California salon owner plans to defy coronavirus closure orders

A Solano County hairdresser plans to re-open her salon in defiance of COVID-19 closure orders.

"I want to put it out there, that we're not reckless, that we're not doing this carelessly," said Lia Rivera, owner of Hairendipity Salon in Vacaville. 

"I am safer here and my clients are safer here, than at the grocery store, the bank or the gas station," she said. 

On Tuesday, Rivera plans to resume cutting hair at the salon she opened two years ago.

It has grown to include four employees and ten stylists who are independent contractors.

Rivera says she has overcome many challenges balancing her business and family, as the mother of three sons under age 6. 

Defying the emergency directive is not a snap decision. 

"It is a little scary, I wouldn't have done this two weeks ago, and I wouldn't have done this one week ago," said Rivera. 

She was motivated now by Solano County's decision to extend its ban on "non-essential" businesses to May 17.

Beyond that date, there remains no certainty for businesses like hers.     

"We're entrepreneurs, we're creative, inventive, and we can think of so many ways to effectively stop the spread and still work with limitations," said Rivera. 

Under her safety plan, everyone in the 7-chair salon will wear a mask. 

The door will remain locked, and each stylist will have only one client inside at a time. 

Customers will wait in their cars to be let in. 

Stylists will work several chairs apart, wear full smocks, and sanitize surfaces and utensils repeatedly. 

For critics who find her re-opening irresponsible? 

"I would say, how?" responds Rivera. "Going to the grocery store, the gas station, where you mix with people you don't know, that seems irresponsible and scary." 

Gov. Gavin Newsom is promising new details for businesses on Tuesday. 

"We'll talk regions, we'll talk sectors, we'll lay out a strategy for phasing those things in," Newsom said during his Monday briefing. 

In order to ease constraints, he has suggested that many businesses will have to alter how they operate in order to maintain social distance.  

"If the data leads us and the indicators hold, then in the next few weeks we'll start making some meaningful modifications," said Newsom. 

To which Rivera expresses disbelief.

"Why isn't our local government talking about those changes, why isn't that happening now?" 

Tuesday is also the first day that Californians can apply for Pandemic Unemployment Assistance. 

It is a new category of aid for gig workers, freelancers, independent contractors, and the self-employed.

Rivera says that might have helped her and her stylists, had it not come so late. 

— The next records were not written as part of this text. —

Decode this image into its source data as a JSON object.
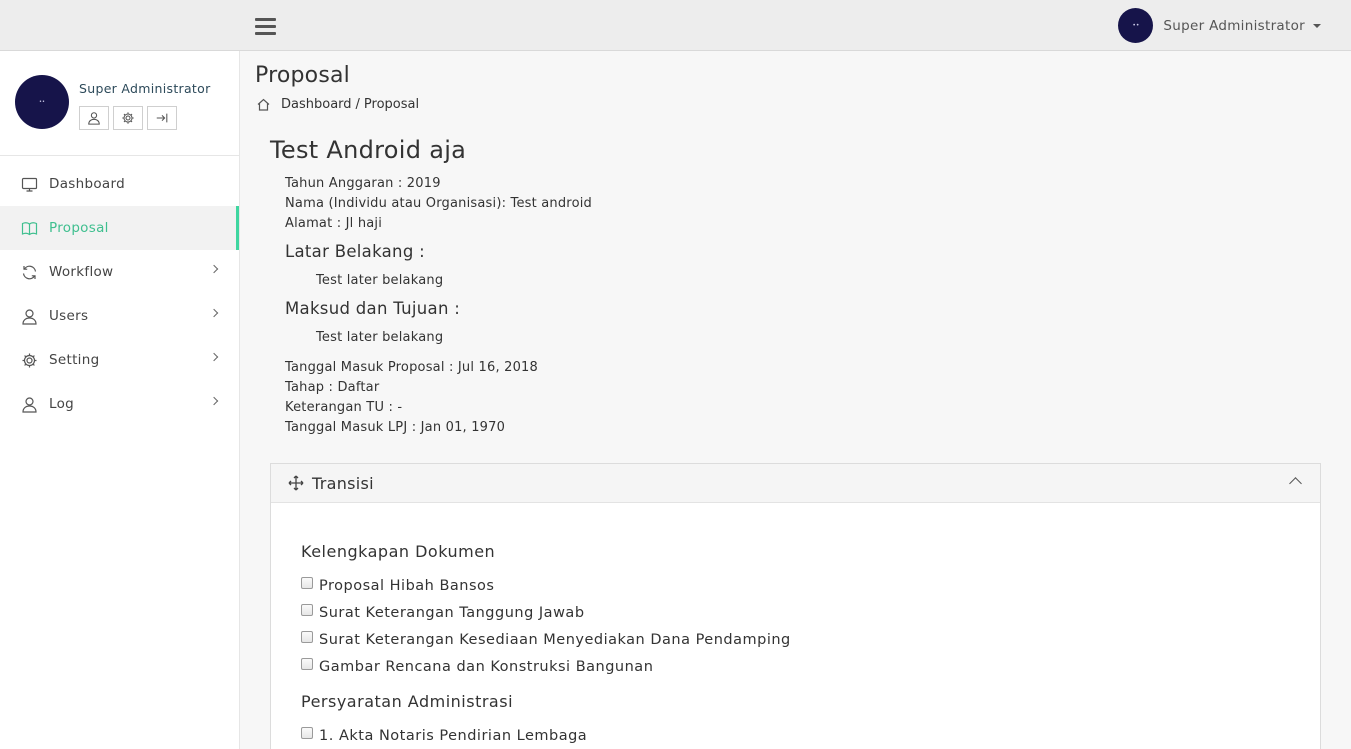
{
  "topbar": {
    "user_name": "Super Administrator",
    "avatar_text": "••"
  },
  "sidebar": {
    "profile_name": "Super Administrator",
    "avatar_text": "••",
    "items": [
      {
        "label": "Dashboard",
        "icon": "monitor-icon"
      },
      {
        "label": "Proposal",
        "icon": "book-icon"
      },
      {
        "label": "Workflow",
        "icon": "refresh-icon"
      },
      {
        "label": "Users",
        "icon": "user-icon"
      },
      {
        "label": "Setting",
        "icon": "gear-icon"
      },
      {
        "label": "Log",
        "icon": "user-icon"
      }
    ]
  },
  "header": {
    "title": "Proposal",
    "breadcrumb": {
      "home": "Dashboard",
      "separator": "/",
      "current": "Proposal"
    }
  },
  "record": {
    "title": "Test Android aja",
    "tahun": "Tahun Anggaran : 2019",
    "nama": "Nama (Individu atau Organisasi): Test android",
    "alamat": "Alamat : Jl haji",
    "latar_heading": "Latar Belakang :",
    "latar_text": "Test later belakang",
    "maksud_heading": "Maksud dan Tujuan :",
    "maksud_text": "Test later belakang",
    "tanggal_masuk": "Tanggal Masuk Proposal : Jul 16, 2018",
    "tahap": "Tahap : Daftar",
    "keterangan": "Keterangan TU : -",
    "tanggal_lpj": "Tanggal Masuk LPJ : Jan 01, 1970"
  },
  "transisi": {
    "title": "Transisi",
    "sections": [
      {
        "title": "Kelengkapan Dokumen",
        "items": [
          "Proposal Hibah Bansos",
          "Surat Keterangan Tanggung Jawab",
          "Surat Keterangan Kesediaan Menyediakan Dana Pendamping",
          "Gambar Rencana dan Konstruksi Bangunan"
        ]
      },
      {
        "title": "Persyaratan Administrasi",
        "items": [
          "1. Akta Notaris Pendirian Lembaga"
        ]
      }
    ]
  },
  "colors": {
    "accent": "#3fd6a0",
    "avatar_bg": "#16144a"
  }
}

"It doesn't make sense to me that it takes that long to send help," she said, "while we are forced to fend for ourselves and figure this out."

Rivera says she has yet to receive a dime in assistance. 

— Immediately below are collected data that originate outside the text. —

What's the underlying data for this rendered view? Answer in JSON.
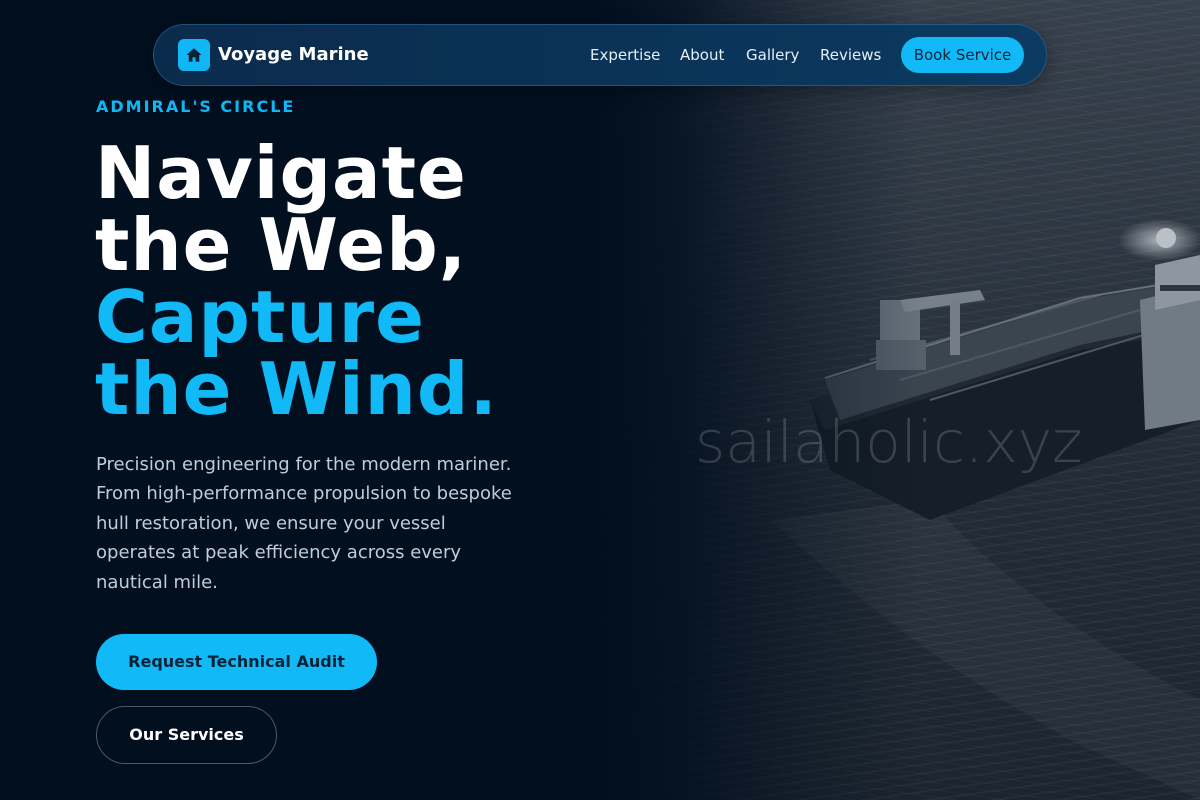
{
  "brand": {
    "name": "Voyage Marine",
    "icon": "home-icon"
  },
  "nav": {
    "links": [
      "Expertise",
      "About",
      "Gallery",
      "Reviews"
    ],
    "cta_label": "Book Service"
  },
  "hero": {
    "eyebrow": "ADMIRAL'S CIRCLE",
    "headline_lines": [
      "Navigate",
      "the Web,",
      "Capture",
      "the Wind."
    ],
    "description": "Precision engineering for the modern mariner. From high-performance propulsion to bespoke hull restoration, we ensure your vessel operates at peak efficiency across every nautical mile.",
    "primary_cta": "Request Technical Audit",
    "secondary_cta": "Our Services",
    "image_watermark": "sailaholic.xyz"
  },
  "colors": {
    "accent": "#11b9f7",
    "background": "#010f1f",
    "nav_background": "#0a3357"
  }
}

"I've applied for every single aid that has been available."

As her losses rack-up, "to date I've lost approximately 15 grand," Rivera weighs the possibility of being cited for re-opening. 

"I think a thousand dollar fine is a drop in the bucket compared to what I'm guaranteed to lose if I stay closed." 

Rivera plans to work two afternoons a week, two clients each day, and let her stylists work as often as suits them.

She also says it's an open secret that hair services are happening, in private homes and secretively in salons. 

Rivera says she did not want to go that route, and decided to be open about her intentions. 

"These clients of mine that I've had for years and years, they are my family."